Shares of Starbucks dropped by about 4% in after-hours trading following the announcement. Despite this, the company’s stock has risen nearly 28% since Niccol took over as CEO in early August 2024, a move that surprised many industry insiders.

In a statement, Niccol acknowledged the challenges facing Starbucks, particularly in its core markets, and outlined plans to simplify its menu and adjust its pricing strategy as part of the “Back to Starbucks” initiative. “It’s clear we need to fundamentally change our strategy so we can get back to growth,” Niccol said.
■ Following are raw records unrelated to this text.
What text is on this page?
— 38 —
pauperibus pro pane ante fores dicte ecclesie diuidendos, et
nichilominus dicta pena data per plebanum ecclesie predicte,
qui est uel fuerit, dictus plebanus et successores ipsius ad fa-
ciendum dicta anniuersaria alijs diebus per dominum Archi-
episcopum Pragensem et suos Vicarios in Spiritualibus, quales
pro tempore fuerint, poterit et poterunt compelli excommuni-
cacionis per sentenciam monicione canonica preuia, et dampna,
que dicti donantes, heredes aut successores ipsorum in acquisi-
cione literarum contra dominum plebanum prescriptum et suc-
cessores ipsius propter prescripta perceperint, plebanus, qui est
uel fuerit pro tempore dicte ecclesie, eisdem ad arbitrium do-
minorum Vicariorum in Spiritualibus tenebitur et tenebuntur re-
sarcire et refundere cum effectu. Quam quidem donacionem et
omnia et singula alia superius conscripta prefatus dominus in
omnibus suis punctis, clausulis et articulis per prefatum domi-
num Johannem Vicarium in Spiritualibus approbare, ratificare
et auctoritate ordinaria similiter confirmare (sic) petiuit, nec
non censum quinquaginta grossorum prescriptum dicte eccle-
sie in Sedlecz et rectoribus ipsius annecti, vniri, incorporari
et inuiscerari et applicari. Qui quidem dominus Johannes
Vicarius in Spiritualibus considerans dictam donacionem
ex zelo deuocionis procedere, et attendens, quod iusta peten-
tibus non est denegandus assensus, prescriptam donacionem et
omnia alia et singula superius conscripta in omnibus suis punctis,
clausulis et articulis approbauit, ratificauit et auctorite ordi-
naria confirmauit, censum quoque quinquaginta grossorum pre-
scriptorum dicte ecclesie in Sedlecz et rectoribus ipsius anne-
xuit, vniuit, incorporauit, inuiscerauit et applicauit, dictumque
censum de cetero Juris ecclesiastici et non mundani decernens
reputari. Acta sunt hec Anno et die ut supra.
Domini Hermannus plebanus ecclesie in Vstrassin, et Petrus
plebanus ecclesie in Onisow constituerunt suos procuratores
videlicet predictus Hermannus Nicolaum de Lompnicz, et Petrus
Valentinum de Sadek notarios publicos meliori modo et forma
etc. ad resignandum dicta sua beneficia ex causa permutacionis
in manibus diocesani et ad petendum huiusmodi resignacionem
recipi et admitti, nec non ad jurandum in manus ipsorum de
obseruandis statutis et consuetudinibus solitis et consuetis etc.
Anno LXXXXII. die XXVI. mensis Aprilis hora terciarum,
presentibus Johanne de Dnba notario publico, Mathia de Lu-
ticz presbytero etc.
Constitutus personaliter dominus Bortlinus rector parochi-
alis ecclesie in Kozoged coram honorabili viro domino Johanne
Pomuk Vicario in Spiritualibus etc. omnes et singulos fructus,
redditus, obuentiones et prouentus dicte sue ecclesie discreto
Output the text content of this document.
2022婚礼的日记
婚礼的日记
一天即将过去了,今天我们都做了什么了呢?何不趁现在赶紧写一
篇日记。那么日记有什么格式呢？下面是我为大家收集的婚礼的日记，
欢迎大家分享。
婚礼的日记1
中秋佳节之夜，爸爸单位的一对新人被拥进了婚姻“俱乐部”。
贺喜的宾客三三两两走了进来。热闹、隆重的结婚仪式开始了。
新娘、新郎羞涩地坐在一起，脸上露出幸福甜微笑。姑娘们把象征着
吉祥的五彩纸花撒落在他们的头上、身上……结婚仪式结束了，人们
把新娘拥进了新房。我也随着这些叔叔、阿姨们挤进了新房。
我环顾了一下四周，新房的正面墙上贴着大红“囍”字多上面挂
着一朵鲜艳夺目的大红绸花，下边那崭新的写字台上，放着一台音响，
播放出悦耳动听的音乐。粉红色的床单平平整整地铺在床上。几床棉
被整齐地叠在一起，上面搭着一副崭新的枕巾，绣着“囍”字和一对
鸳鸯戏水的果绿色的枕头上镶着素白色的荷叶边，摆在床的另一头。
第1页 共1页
For the fourth quarter ending September 29, Starbucks anticipates a 6% drop in comparable U.S. sales and a 14% decline in China. In light of these challenges, the company suspended its annual outlook for the fiscal year ending in September 2025.

Chief Financial Officer Rachel Ruggeri echoed Niccol’s concerns, noting that despite increased investments, Starbucks has been unable to reverse declining customer traffic. As part of its turnaround efforts, the company plans to broaden its marketing focus beyond its rewards program members to target a wider customer base.

Niccol, previously CEO of Chipotle Mexican Grill, is known for revitalizing that brand’s sales and hopes to apply similar strategies to Starbucks as it faces stiff competition and shrinking demand in its top markets. To bolster investor confidence, the company raised its quarterly dividend to 61 cents from 57 cents per share.